La Justicia allanó la casa de un adolescente de 15 años en Quilmes, investigado por un presunto plan para atacar su colegio y matar a sus compañeros. La causa surgió a partir de mensajes en los que el joven hablaba sobre la preparación del ataque, incluidas conversaciones que mantuvo con ChatGPT.
La investigación comenzó el 19 de agosto, cuando el agregado jurídico del FBI en la Embajada de Estados Unidos en la Argentina alertó a las autoridades locales sobre un usuario vinculado con mensajes relacionados con un posible ataque escolar. De acuerdo con la información incorporada a la causa, el adolescente evaluaba ejecutar el plan durante 2027, aunque también había considerado adelantarlo.
En sus conversaciones, el joven hacía referencia a la intención de conseguir determinada vestimenta y distintos materiales que utilizaría para concretar el ataque. Según informó Zona Sur Diario, la Unidad de Investigación Antiterrorista de la Policía Federal Argentina realizó tareas digitales, trabajo de campo y técnicas de inteligencia de fuentes abiertas para identificarlo.
El allanamiento en Quilmes
A partir de las pruebas reunidas, la causa quedó en manos de la Fiscalía de Responsabilidad Penal Juvenil N°1 de Quilmes, a cargo del fiscal Walter Bruno.
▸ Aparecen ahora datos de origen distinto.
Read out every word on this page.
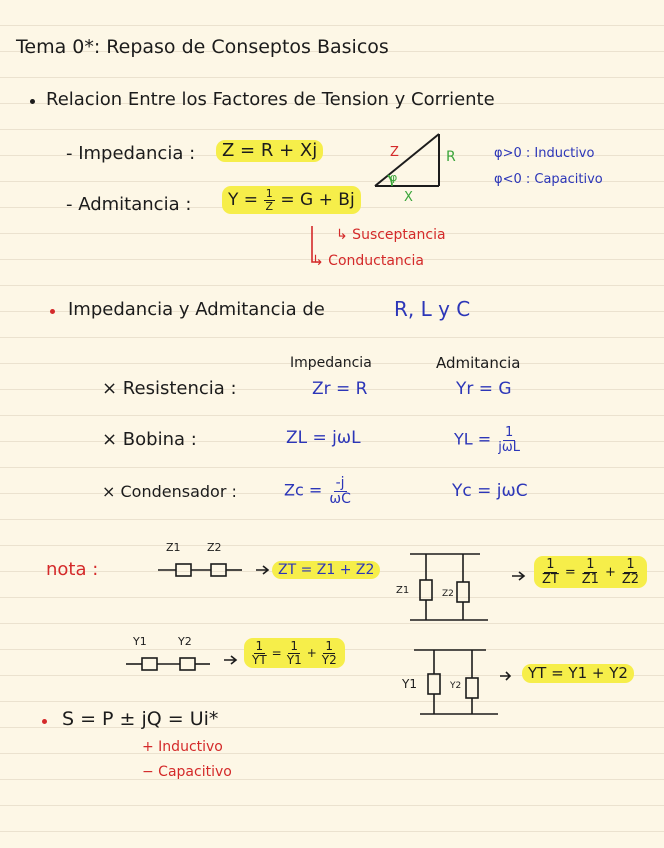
Tema 0*: Repaso de Conseptos Basicos
Relacion Entre los Factores de Tension y Corriente
- Impedancia :	Z = R + Xj
- Admitancia :	$Y = \frac{1}{Z} = G + Bj$
Z	R
X
φ
φ>0 : Inductivo
φ<0 : Capacitivo
↳ Susceptancia
↳ Conductancia
Impedancia y Admitancia de	R, L y C
Impedancia	Admitancia
× Resistencia :	Zr = R	Yr = G
× Bobina :	ZL = jωL	YL = $\frac{1}{\text{jωL}}$
× Condensador :	$Zc = \frac{-j}{\omega C}$	Yc = jωC
nota :
Z1 Z2
ZT = Z1 + Z2
Z1	Z2
$\frac{1}{ZT} = \frac{1}{Z1} + \frac{1}{Z2}$
Y1	Y2	$\frac{1}{YT} = \frac{1}{Y1} + \frac{1}{Y2}$
Y1	Y2
YT = Y1 + Y2
S = P ± jQ = Ui*
+ Inductivo
− Capacitivo
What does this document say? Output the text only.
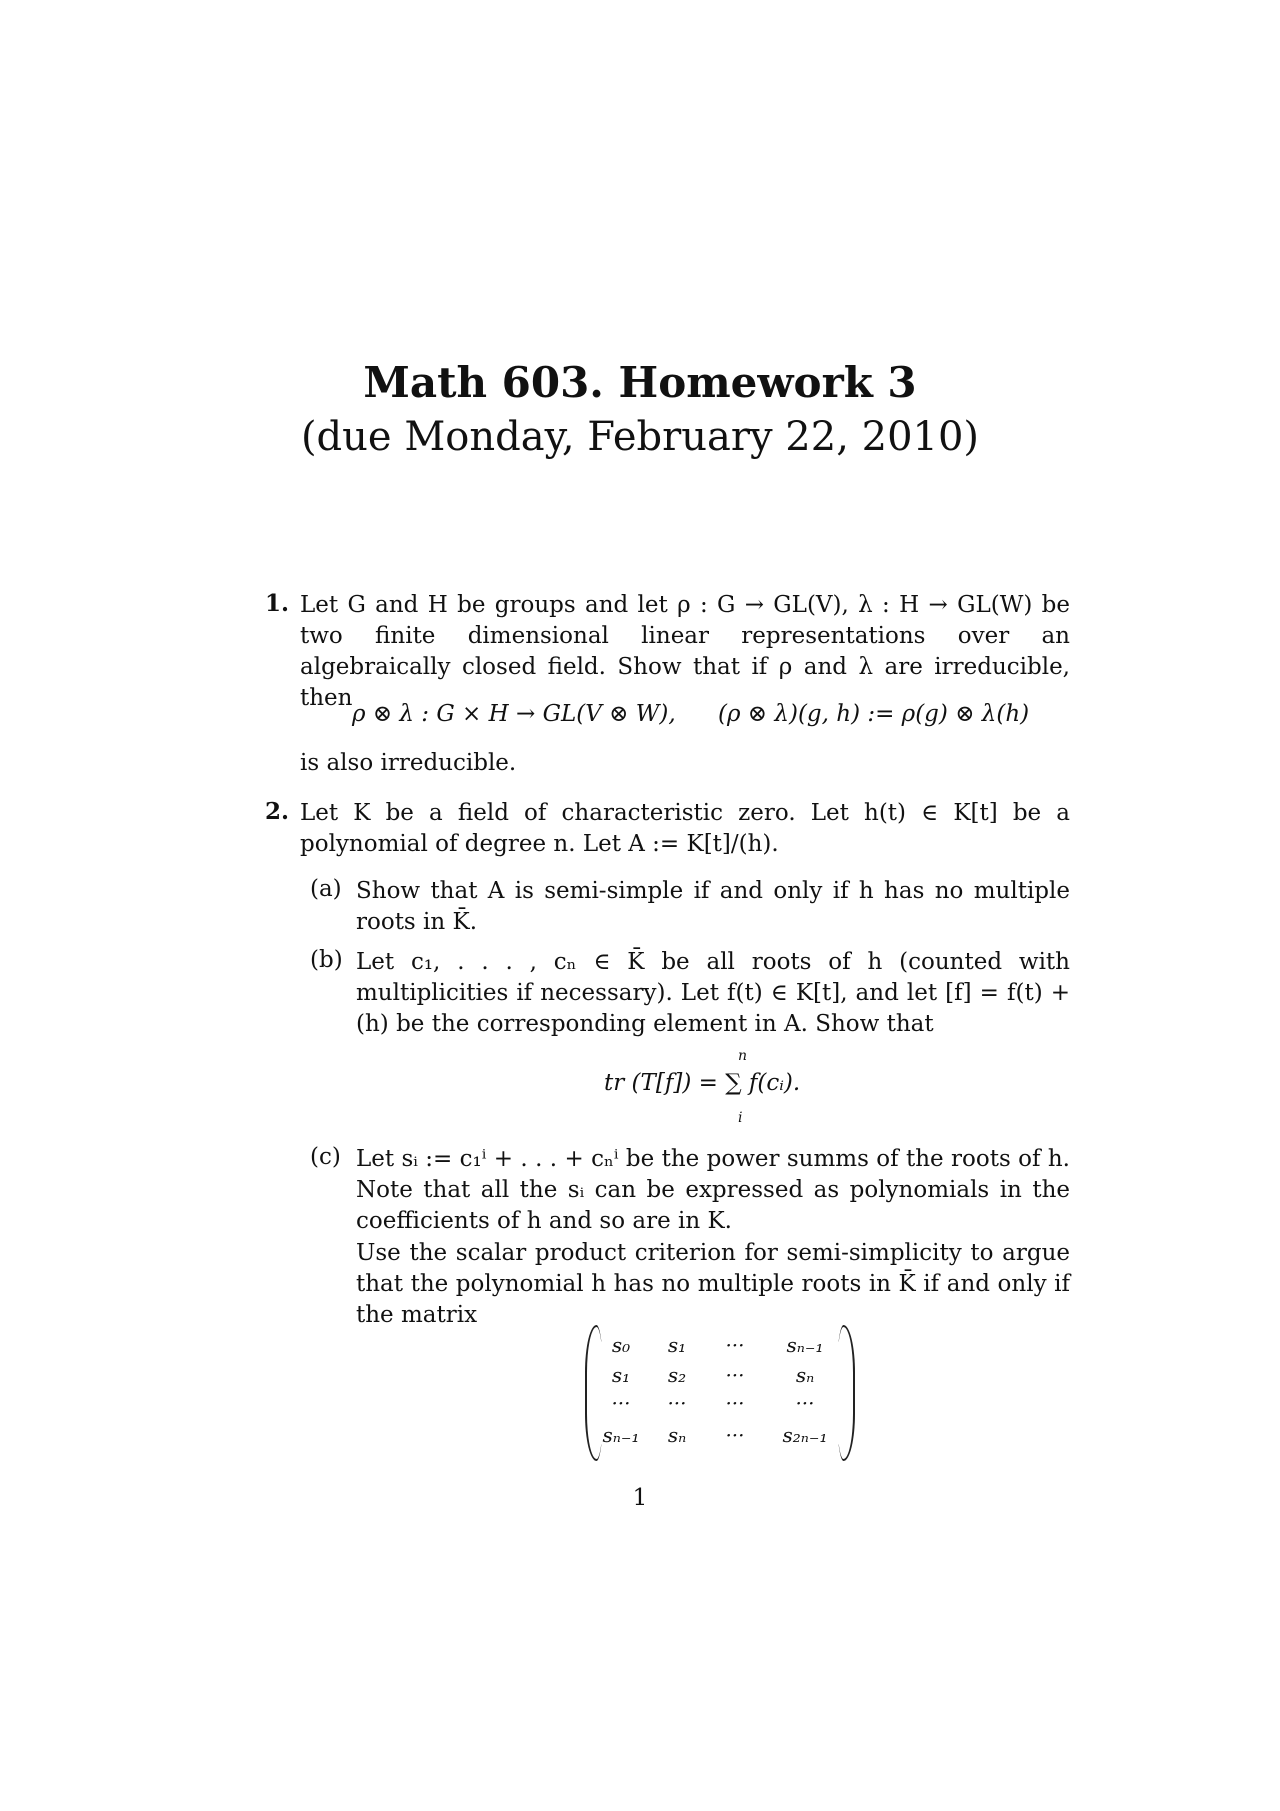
Math 603. Homework 3
(due Monday, February 22, 2010)
1. Let G and H be groups and let ρ : G → GL(V), λ : H → GL(W) be two finite dimensional linear representations over an algebraically closed field. Show that if ρ and λ are irreducible, then
ρ ⊗ λ : G × H → GL(V ⊗ W), (ρ ⊗ λ)(g, h) := ρ(g) ⊗ λ(h)
is also irreducible.
2. Let K be a field of characteristic zero. Let h(t) ∈ K[t] be a polynomial of degree n. Let A := K[t]/(h).
(a) Show that A is semi-simple if and only if h has no multiple roots in K̄.
(b) Let c₁, . . . , cₙ ∈ K̄ be all roots of h (counted with multiplicities if necessary). Let f(t) ∈ K[t], and let [f] = f(t) + (h) be the corresponding element in A. Show that
tr (T[f]) = ∑ f(cᵢ).
n
i
(c) Let sᵢ := c₁ⁱ + . . . + cₙⁱ be the power summs of the roots of h. Note that all the sᵢ can be expressed as polynomials in the coefficients of h and so are in K.
Use the scalar product criterion for semi-simplicity to argue that the polynomial h has no multiple roots in K̄ if and only if the matrix
s₀	s₁	···	sₙ₋₁
s₁	s₂	···	sₙ
···	···	···	···
sₙ₋₁	sₙ	···	s₂ₙ₋₁
1
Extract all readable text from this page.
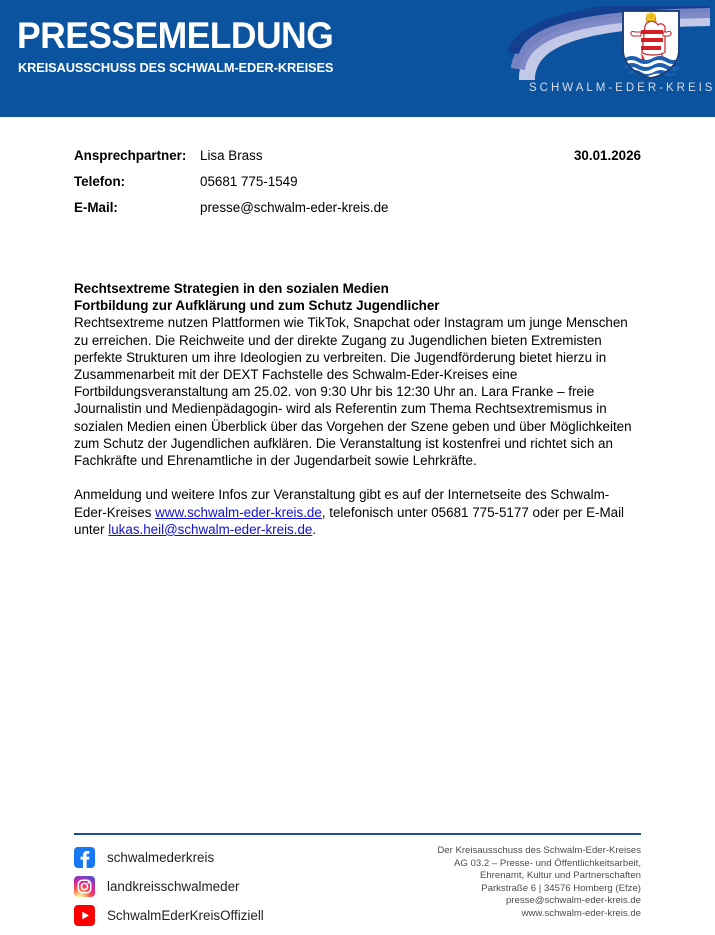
PRESSEMELDUNG
KREISAUSSCHUSS DES SCHWALM-EDER-KREISES
SCHWALM-EDER-KREIS
Ansprechpartner: Lisa Brass	30.01.2026
Telefon:	05681 775-1549
E-Mail:	presse@schwalm-eder-kreis.de
Rechtsextreme Strategien in den sozialen Medien
Fortbildung zur Aufklärung und zum Schutz Jugendlicher

Rechtsextreme nutzen Plattformen wie TikTok, Snapchat oder Instagram um junge Menschen zu erreichen. Die Reichweite und der direkte Zugang zu Jugendlichen bieten Extremisten perfekte Strukturen um ihre Ideologien zu verbreiten. Die Jugendförderung bietet hierzu in Zusammenarbeit mit der DEXT Fachstelle des Schwalm-Eder-Kreises eine Fortbildungsveranstaltung am 25.02. von 9:30 Uhr bis 12:30 Uhr an. Lara Franke – freie Journalistin und Medienpädagogin- wird als Referentin zum Thema Rechtsextremismus in sozialen Medien einen Überblick über das Vorgehen der Szene geben und über Möglichkeiten zum Schutz der Jugendlichen aufklären. Die Veranstaltung ist kostenfrei und richtet sich an Fachkräfte und Ehrenamtliche in der Jugendarbeit sowie Lehrkräfte.

Anmeldung und weitere Infos zur Veranstaltung gibt es auf der Internetseite des Schwalm-Eder-Kreises www.schwalm-eder-kreis.de, telefonisch unter 05681 775-5177 oder per E-Mail unter lukas.heil@schwalm-eder-kreis.de.

schwalmederkreis
landkreisschwalmeder
SchwalmEderKreisOffiziell
Der Kreisausschuss des Schwalm-Eder-Kreises
AG 03.2 – Presse- und Öffentlichkeitsarbeit,
Ehrenamt, Kultur und Partnerschaften
Parkstraße 6 | 34576 Homberg (Efze)
presse@schwalm-eder-kreis.de
www.schwalm-eder-kreis.de
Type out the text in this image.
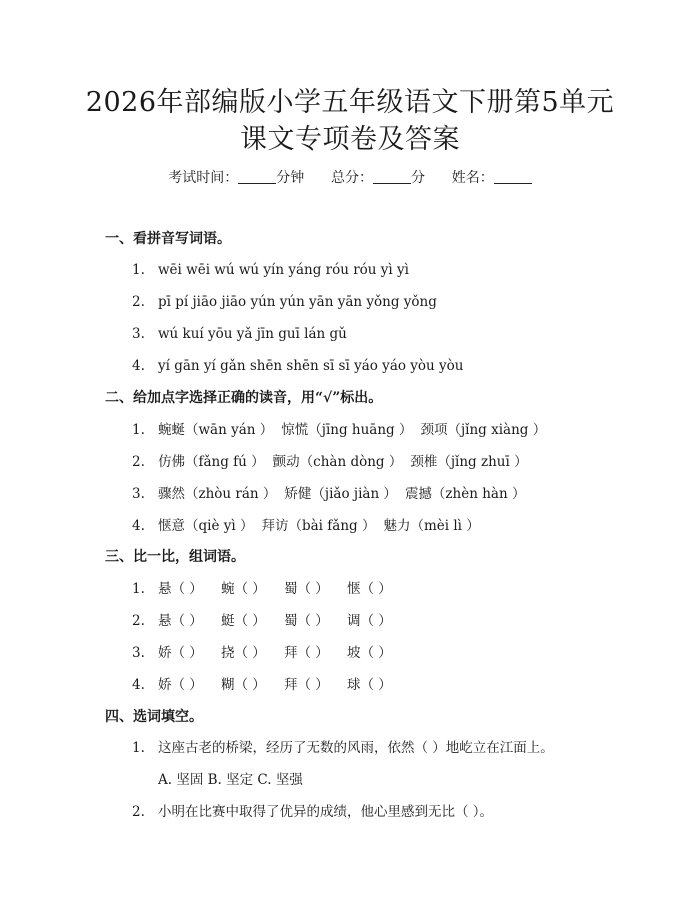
2026年部编版小学五年级语文下册第5单元
课文专项卷及答案
考试时间：	分钟 总分：	分 姓名：
一、看拼音写词语。
1. wēi wēi wú wú yín yáng róu róu yì yì
2. pī pí jiāo jiāo yún yún yān yān yǒng yǒng
3. wú kuí yōu yǎ jīn guī lán gǔ
4. yí gān yí gǎn shēn shēn sī sī yáo yáo yòu yòu
二、给加点字选择正确的读音，用“√”标出。
1. 蜿蜒（wān yán ） 惊慌（jīng huāng ） 颈项（jǐng xiàng ）
2. 仿佛（fǎng fú ） 颤动（chàn dòng ） 颈椎（jǐng zhuī ）
3. 骤然（zhòu rán ） 矫健（jiǎo jiàn ） 震撼（zhèn hàn ）
4. 惬意（qiè yì ） 拜访（bài fǎng ） 魅力（mèi lì ）
三、比一比，组词语。
1. 悬（ ） 蜿（ ） 蜀（ ） 惬（ ）
2. 悬（ ） 蜓（ ） 蜀（ ） 调（ ）
3. 娇（ ） 挠（ ） 拜（ ） 坡（ ）
4. 娇（ ） 糊（ ） 拜（ ） 球（ ）
四、选词填空。
1. 这座古老的桥梁，经历了无数的风雨，依然（ ）地屹立在江面上。
A. 坚固 B. 坚定 C. 坚强
2. 小明在比赛中取得了优异的成绩，他心里感到无比（ ）。
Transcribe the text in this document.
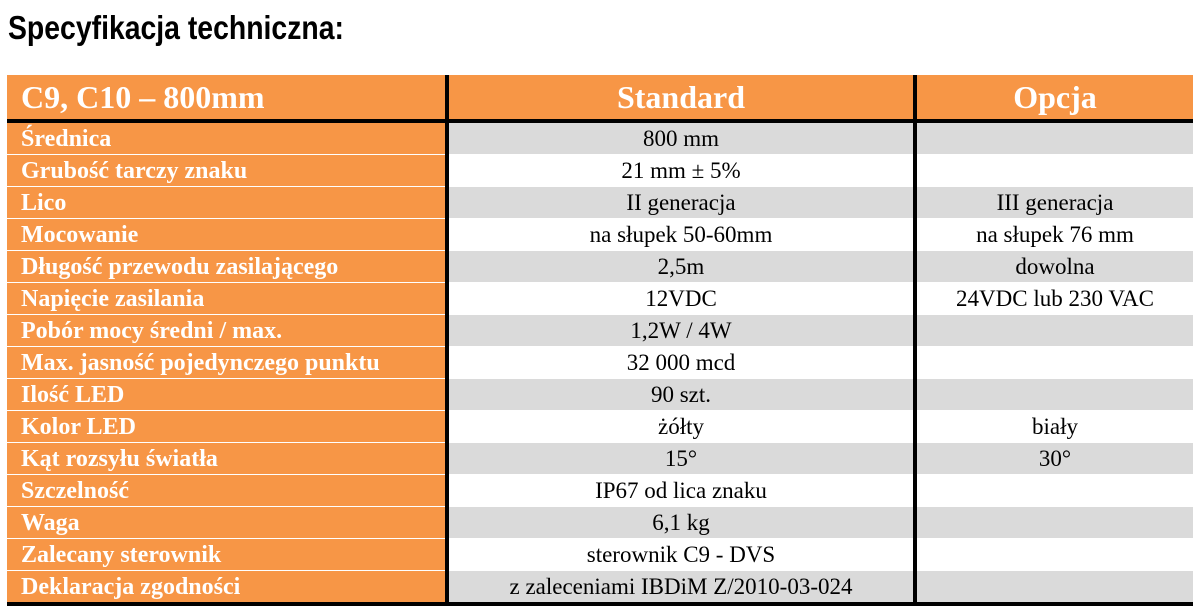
Specyfikacja techniczna:
C9, C10 – 800mm	Standard	Opcja
Średnica	800 mm	
Grubość tarczy znaku	21 mm ± 5%	
Lico	II generacja	III generacja
Mocowanie	na słupek 50-60mm	na słupek 76 mm
Długość przewodu zasilającego	2,5m	dowolna
Napięcie zasilania	12VDC	24VDC lub 230 VAC
Pobór mocy średni / max.	1,2W / 4W	
Max. jasność pojedynczego punktu	32 000 mcd	
Ilość LED	90 szt.	
Kolor LED	żółty	biały
Kąt rozsyłu światła	15°	30°
Szczelność	IP67 od lica znaku	
Waga	6,1 kg	
Zalecany sterownik	sterownik C9 - DVS	
Deklaracja zgodności	z zaleceniami IBDiM Z/2010-03-024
Con autorización del Juzgado de Garantías del Joven N°1, encabezado por la jueza Miriam Susana Alcolcel, los investigadores allanaron la vivienda del adolescente.
Durante el procedimiento, los agentes de la Policía Federal secuestraron dos celulares, dos pares de guantes tácticos, un gorro tipo piluso camuflado, un pasamontañas con una calavera, otro pasamontañas camuflado y gafas negras de protección táctica. Sin embargo, no encontraron armas de fuego ni municiones en la propiedad.
Los investigadores analizarán los teléfonos y los demás elementos secuestrados para determinar si contienen información relacionada con el supuesto ataque y establecer hasta qué punto había avanzado la planificación. El adolescente y sus padres fueron citados ante la Fiscalía de Responsabilidad Penal Juvenil.
La causa fue caratulada como “intimidación pública”. La Justicia continuará con el análisis del material digital incorporado a la investigación.